Было короткое молчание. Иверзев как-то сразу потух, потускнел властный блеск в глазах, но, помедлив, он положил на перила крыльца свою сильную белую руку, переспросил тихо:
– Вы говорите, пять… человек и один офицер? – И вдруг, пристально и странно глядя мимо Бориса и словно забыв о нем, заговорил ровным металлическим голосом: – Завтра, товарищи офицеры, будет взят Днепров. Полковник Гуляев, вам, вероятно, известно, что в Городинск прибыло пополнение? Майор Денисов уже без вас заканчивает формировку новых батальонов. Вам немедленно отправиться туда. С капитаном Ермаковым. Сегодня ночью. Денисов уже знает приказ. Вы же, капитан Ермаков, напишите подробную докладную об обстоятельствах гибели батальона… Я вас больше не задерживаю… – Иверзев быстро снял нервные пальцы с перил крыльца, и молча и угрюмо поднял руку к козырьку полковник Гуляев.

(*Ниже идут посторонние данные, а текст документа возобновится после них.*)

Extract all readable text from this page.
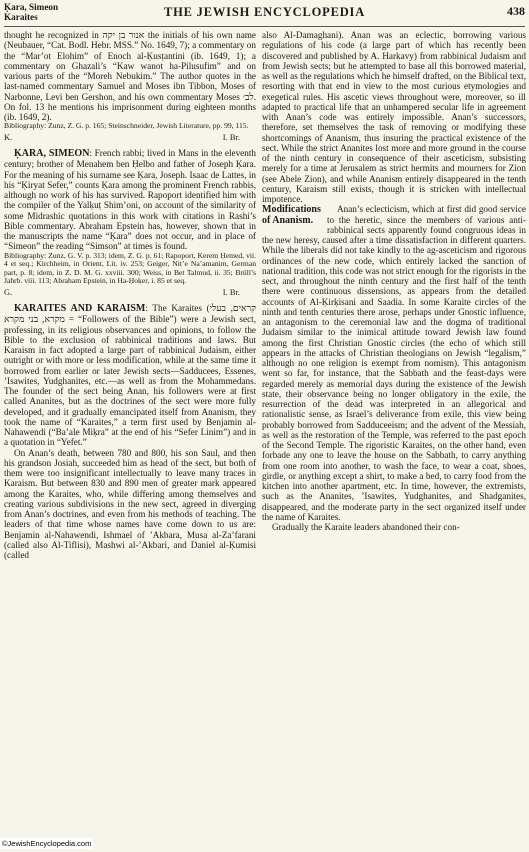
Ḳara, Simeon
Karaites	THE JEWISH ENCYCLOPEDIA	438

thought he recognized in אנור בן יקה the initials of his own name (Neubauer, “Cat. Bodl. Hebr. MSS.” No. 1649, 7); a commentary on the “Mar’ot Elohim” of Enoch al-Ḳusṭantini (ib. 1649, 1); a commentary on Ghazali’s “Kaw wanot ha-Pilusufim” and on various parts of the “Moreh Nebukim.” The author quotes in the last-named commentary Samuel and Moses ibn Tibbon, Moses of Narbonne, Levi ben Gershon, and his own commentary Moses לב׳. On fol. 13 he mentions his imprisonment during eighteen months (ib. 1649, 2).

Bibliography: Zunz, Z. G. p. 165; Steinschneider, Jewish Literature, pp. 99, 115.

K.	I. Br.

ḲARA, SIMEON: French rabbi; lived in Mans in the eleventh century; brother of Menahem ben Ḥelbo and father of Joseph Ḳara. For the meaning of his surname see Ḳara, Joseph. Isaac de Lattes, in his “Ḳiryat Sefer,” counts Ḳara among the prominent French rabbis, although no work of his has survived. Rapoport identified him with the compiler of the Yalḳuṭ Shim’oni, on account of the similarity of some Midrashic quotations in this work with citations in Rashi’s Bible commentary. Abraham Epstein has, however, shown that in the manuscripts the name “Ḳara” does not occur, and in place of “Simeon” the reading “Simson” at times is found.

Bibliography: Zunz, G. V. p. 313; idem, Z. G. p. 61; Rapoport, Kerem Ḥemed, vii. 4 et seq.; Kirchheim, in Orient, Lit. iv. 253; Geiger, Nit’e Na’amanim, German part, p. 8; idem, in Z. D. M. G. xxviii. 300; Weiss, in Bet Talmud, ii. 35; Brüll’s Jahrb. viii. 113; Abraham Epstein, in Ha-Ḥoḳer, i. 85 et seq.

G.	I. Br.

KARAITES AND KARAISM: The Karaites (קראים, בעלי מקרא, בני מקרא = “Followers of the Bible”) were a Jewish sect, professing, in its religious observances and opinions, to follow the Bible to the exclusion of rabbinical traditions and laws. But Karaism in fact adopted a large part of rabbinical Judaism, either outright or with more or less modification, while at the same time it borrowed from earlier or later Jewish sects—Sadducees, Essenes, ’Isawites, Yudghanites, etc.—as well as from the Mohammedans. The founder of the sect being Anan, his followers were at first called Ananites, but as the doctrines of the sect were more fully developed, and it gradually emancipated itself from Ananism, they took the name of “Karaites,” a term first used by Benjamin al-Nahawendi (“Ba’ale Miḳra” at the end of his “Sefer Linim”) and in a quotation in “Yefet.”

On Anan’s death, between 780 and 800, his son Saul, and then his grandson Josiah, succeeded him as head of the sect, but both of them were too insignificant intellectually to leave many traces in Karaism. But between 830 and 890 men of greater mark appeared among the Karaites, who, while differing among themselves and creating various subdivisions in the new sect, agreed in diverging from Anan’s doctrines, and even from his methods of teaching. The leaders of that time whose names have come down to us are: Benjamin al-Nahawendi, Ishmael of ’Akbara, Musa al-Za’farani (called also Al-Tiflisi), Mashwi al-’Akbari, and Daniel al-Ḳumisi (called

also Al-Damaghani). Anan was an eclectic, borrowing various regulations of his code (a large part of which has recently been discovered and published by A. Harkavy) from rabbinical Judaism and from Jewish sects; but he attempted to base all this borrowed material, as well as the regulations which he himself drafted, on the Biblical text, resorting with that end in view to the most curious etymologies and exegetical rules. His ascetic views throughout were, moreover, so ill adapted to practical life that an unhampered secular life in agreement with Anan’s code was entirely impossible. Anan’s successors, therefore, set themselves the task of removing or modifying these shortcomings of Ananism, thus insuring the practical existence of the sect. While the strict Ananites lost more and more ground in the course of the ninth century in consequence of their asceticism, subsisting merely for a time at Jerusalem as strict hermits and mourners for Zion (see Abele Zion), and while Ananism entirely disappeared in the tenth century, Karaism still exists, though it is stricken with intellectual impotence.

Modifications of Ananism.

Anan’s eclecticism, which at first did good service to the heretic, since the members of various anti-rabbinical sects apparently found congruous ideas in the new heresy, caused after a time dissatisfaction in different quarters. While the liberals did not take kindly to the ag-asceticism and rigorous ordinances of the new code, which entirely lacked the sanction of national tradition, this code was not strict enough for the rigorists in the sect, and throughout the ninth century and the first half of the tenth there were continuous dissensions, as appears from the detailed accounts of Al-Ḳirḳisani and Saadia. In some Karaite circles of the ninth and tenth centuries there arose, perhaps under Gnostic influence, an antagonism to the ceremonial law and the dogma of traditional Judaism similar to the inimical attitude toward Jewish law found among the first Christian Gnostic circles (the echo of which still appears in the attacks of Christian theologians on Jewish “legalism,” although no one religion is exempt from nomism). This antagonism went so far, for instance, that the Sabbath and the feast-days were regarded merely as memorial days during the existence of the Jewish state, their observance being no longer obligatory in the exile, the resurrection of the dead was interpreted in an allegorical and rationalistic sense, as Israel’s deliverance from exile, this view being probably borrowed from Sadduceeism; and the advent of the Messiah, as well as the restoration of the Temple, was referred to the past epoch of the Second Temple. The rigoristic Karaites, on the other hand, even forbade any one to leave the house on the Sabbath, to carry anything from one room into another, to wash the face, to wear a coat, shoes, girdle, or anything except a shirt, to make a bed, to carry food from the kitchen into another apartment, etc. In time, however, the extremists, such as the Ananites, ’Isawites, Yudghanites, and Shadganites, disappeared, and the moderate party in the sect organized itself under the name of Karaites.

Gradually the Karaite leaders abandoned their con-

©JewishEncyclopedia.com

«Что он сказал – пополнение? Он сказал так, будто давно знал и надеялся на пополнение? Да, да, конечно, разбитый полк будет сформирован. Да, дадут технику, дадут людей. Что ему до того, что застрелился раненый Бульбанюк, погибли Ерошин, Жорка, братья Березкины… Докладную о них?..»
– Простите, товарищ полковник, – сказал Борис напряженно, уже не сдерживая себя. – Вы надеетесь, что моя докладная воскресит батальон?..
Он выговорил это и будто оглох от своего голоса, доносившегося до него как из тумана, и, в ту секунду отчетливо понимая и чувствуя, что то, что он скажет сейчас, будет ему стоить очень дорого, и только слыша удары сердца, договорил, разделяя слова:
– А мы там… под Ново-Михайловкой думали не о пополнении и докладных… О дивизии, о вас думали, товарищ полковник. А вы просто сухарь, и я не могу считать вас человеком и офицером!
– Что-о?.. – Иверзев сделал шаг к Борису, в его округленных глазах, затемневших на бледном лице, вспыхнул мгновенный гнев, а пальцы правой руки с силой сжались в кулак, ударили по периле. – Замолчать! Под суд отдам! Щенок!.. Под суд!.. – И внезапно, будто сразу остыв, медленно опуская руку, он выдавил надломленным голосом: – Попросите извинения, капитан Ермаков. Сейчас же!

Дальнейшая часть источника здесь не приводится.